CHICAGO– Impaired fasting glucose was associated with a doubled risk of asymptomatic or unrecognized myocardial infarction during prospective follow-up of subjects without overt cardiovascular disease in the Multi-Ethnic Study of Atherosclerosis.
The clinical relevance of this finding lies in previous work establishing that asymptomatic, unrecognized MIs are associated with a prognosis as serious as for symptomatic MIs.
“Because of the high prevalence of impaired fasting glucose, the implications of this finding may have ramifications for a large proportion of the adult population,” Dr. Richard B. Stacey observed at the American Heart Association Scientific Sessions.
The magnitude of the risk of unrecognized MI was associated with duration of exposure to abnormal blood glucose levels in the landmark population-based MESA study. Subjects with impaired fasting glucose (IFG) noted on at least three of five biannual examinations conducted over a 10-year period had an adjusted 1.97-fold greater risk of experiencing an unrecognized MI during that time, compared with MESA participants who had normal blood glucose, added Dr. Stacey of Wake Forest University in Winston-Salem, N.C.
He presented two new analyses from the MESA study. One was cross-sectional: Among 4,955 study participants with normal fasting glucose and 930 with IFG upon study enrollment, a baseline 12-lead ECG revealed a prior unrecognized MI in 1.4% of those with normal fasting glucose and 3.2% of those with IFG, a 2.3-fold increase. MESA participants were on average in their mid-60s, and none had clinical cardiovascular disease.

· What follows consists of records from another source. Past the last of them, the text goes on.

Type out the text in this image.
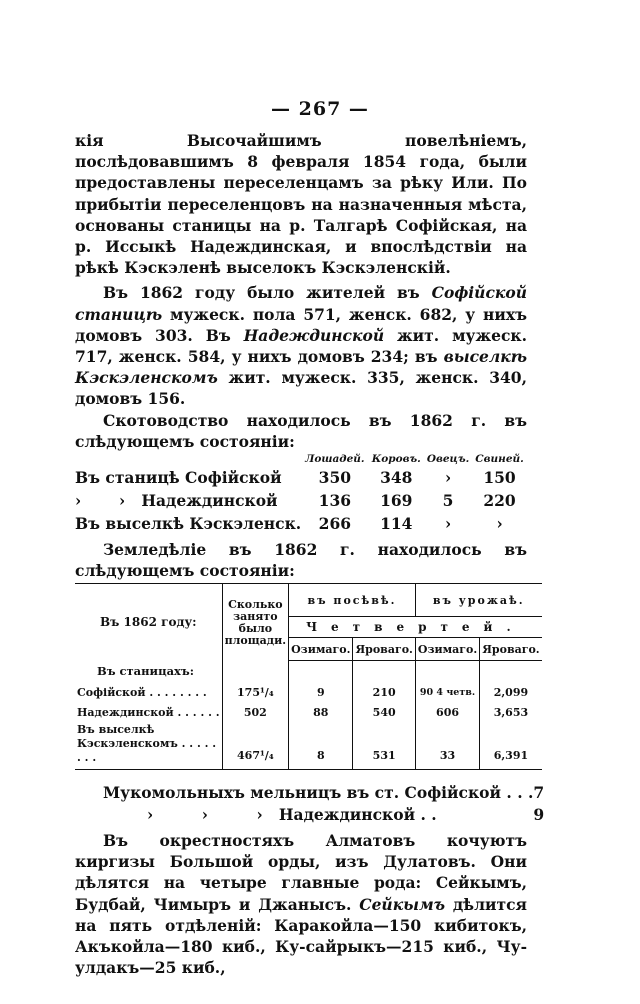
— 267 —

кія Высочайшимъ повелѣніемъ, послѣдовавшимъ 8 февраля 1854 года, были предоставлены переселенцамъ за рѣку Или. По прибытіи переселенцовъ на назначенныя мѣста, основаны станицы на р. Талгарѣ Софійская, на р. Иссыкѣ Надеждинская, и впослѣдствіи на рѣкѣ Кэскэленѣ выселокъ Кэскэленскій.

Въ 1862 году было жителей въ Софійской станицѣ мужеск. пола 571, женск. 682, у нихъ домовъ 303. Въ Надеждинской жит. мужеск. 717, женск. 584, у нихъ домовъ 234; въ выселкѣ Кэскэленскомъ жит. мужеск. 335, женск. 340, домовъ 156.

Скотоводство находилось въ 1862 г. въ слѣдующемъ состояніи:

	Лошадей.	Коровъ.	Овецъ.	Свиней.
Въ станицѣ Софійской	350	348	›	150
›       ›   Надеждинской	136	169	5	220
Въ выселкѣ Кэскэленск.	266	114	›	›

Земледѣліе въ 1862 г. находилось въ слѣдующемъ состояніи:

Въ 1862 году:	Сколько занято было площади.	въ посѣвѣ.		въ урожаѣ.	
		Четвертей.			
		Озимаго.	Яроваго.	Озимаго.	Яроваго.
Въ станицахъ:					
Софійской . . . . . . . .	175¹/₄	9	210	90 4 четв.	2,099
Надеждинской . . . . . .	502	88	540	606	3,653
Въ выселкѣ Кэскэленскомъ . . . . . . . .	467¹/₄	8	531	33	6,391
Мукомольныхъ мельницъ въ ст. Софійской . . .	7
›         ›         ›   Надеждинской . .	9

Въ окрестностяхъ Алматовъ кочуютъ киргизы Большой орды, изъ Дулатовъ. Они дѣлятся на четыре главные рода: Сейкымъ, Будбай, Чимыръ и Джанысъ. Сейкымъ дѣлится на пять отдѣленій: Каракойла—150 кибитокъ, Акъкойла—180 киб., Ку-сайрыкъ—215 киб., Чу-улдакъ—25 киб.,
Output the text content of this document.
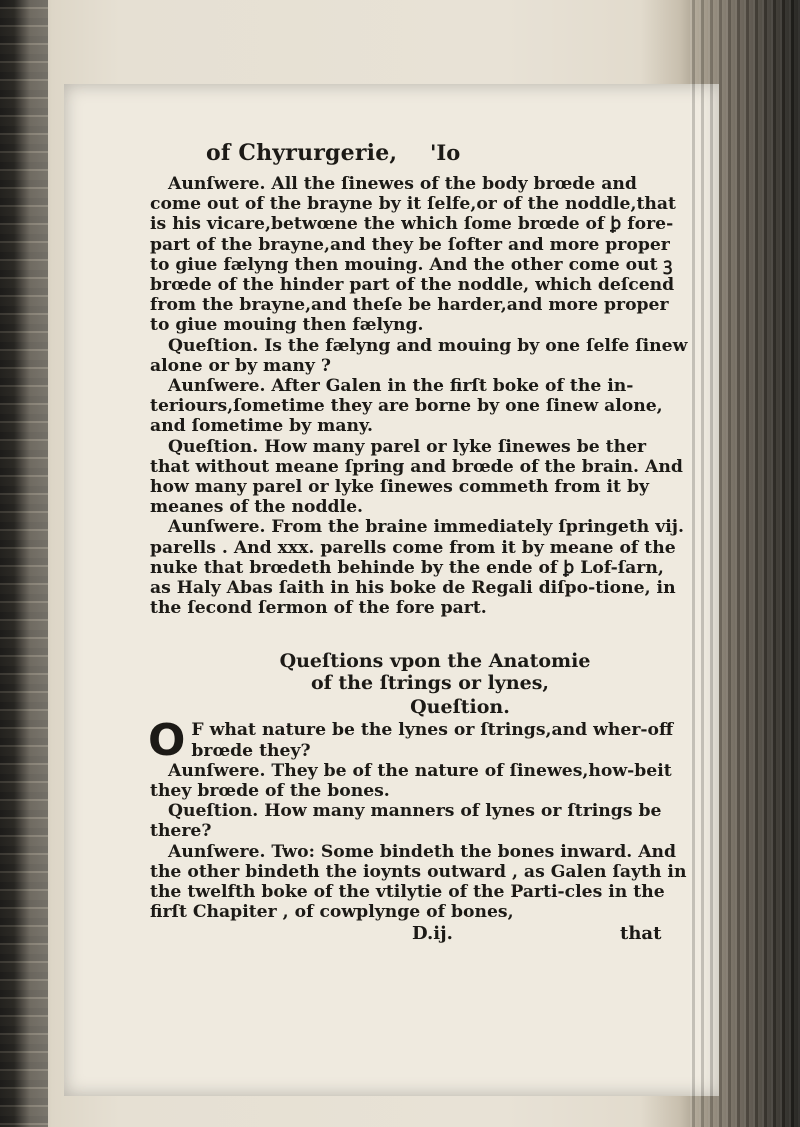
of Chyrurgerie, 'Io

Aunſwere. All the ſinewes of the body brœde and come out of the brayne by it ſelfe,or of the noddle,that is his vicare,betwœne the which ſome brœde of ꝧ fore-part of the brayne,and they be ſofter and more proper to giue fælyng then mouing. And the other come out ꝫ brœde of the hinder part of the noddle, which deſcend from the brayne,and theſe be harder,and more proper to giue mouing then fælyng.

Queſtion. Is the fælyng and mouing by one ſelfe ſinew alone or by many ?

Aunſwere. After Galen in the firſt boke of the in-teriours,ſometime they are borne by one ſinew alone, and ſometime by many.

Queſtion. How many parel or lyke ſinewes be ther that without meane ſpring and brœde of the brain. And how many parel or lyke ſinewes commeth from it by meanes of the noddle.

Aunſwere. From the braine immediately ſpringeth vij. parells . And xxx. parells come from it by meane of the nuke that brœdeth behinde by the ende of ꝧ Lof-ſarn, as Haly Abas ſaith in his boke de Regali diſpo-tione, in the ſecond ſermon of the fore part.

Queſtions vpon the Anatomie

of the ſtrings or lynes,

Queſtion.

O F what nature be the lynes or ſtrings,and wher-off brœde they?

Aunſwere. They be of the nature of ſinewes,how-beit they brœde of the bones.

Queſtion. How many manners of lynes or ſtrings be there?

Aunſwere. Two: Some bindeth the bones inward. And the other bindeth the ioynts outward , as Galen ſayth in the twelfth boke of the vtilytie of the Parti-cles in the firſt Chapiter , of cowplynge of bones,

D.ij.	that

In a multivariate logistic regression analysis fully adjusted for demographics and the standard cardiovascular risk factors as well as body mass index and the use of antihypertensive and lipid-lowering medications, IFG was associated with a 1.63-fold increased risk of prior asymptomatic or unrecognized MI (P < .001).
The other, prospective, longitudinal analysis, included 872 subjects with baseline normal fasting glucose and 545 with IFG, none of whom had evidence of a prior unrecognized MI at entry. This analysis excluded individuals who developed diabetes mellitus, had a clinically recognized MI, or underwent coronary revascularization during follow-up. During 10 years of follow-up, 14.9% of the group who continued to have normal fasting glucose experienced an unrecognized MI, as did 23.8% of those with IFG at entry. The unrecognized MIs were detected either by the presence of pathologic Q waves or minor Q waves with ST-T abnormalities on ECG or by an MRI showing late gadolinium enhancement indicative of myocardial scar.
The MESA study is funded by the National Institutes of Health. Dr. Stacey reported having no financial conflicts.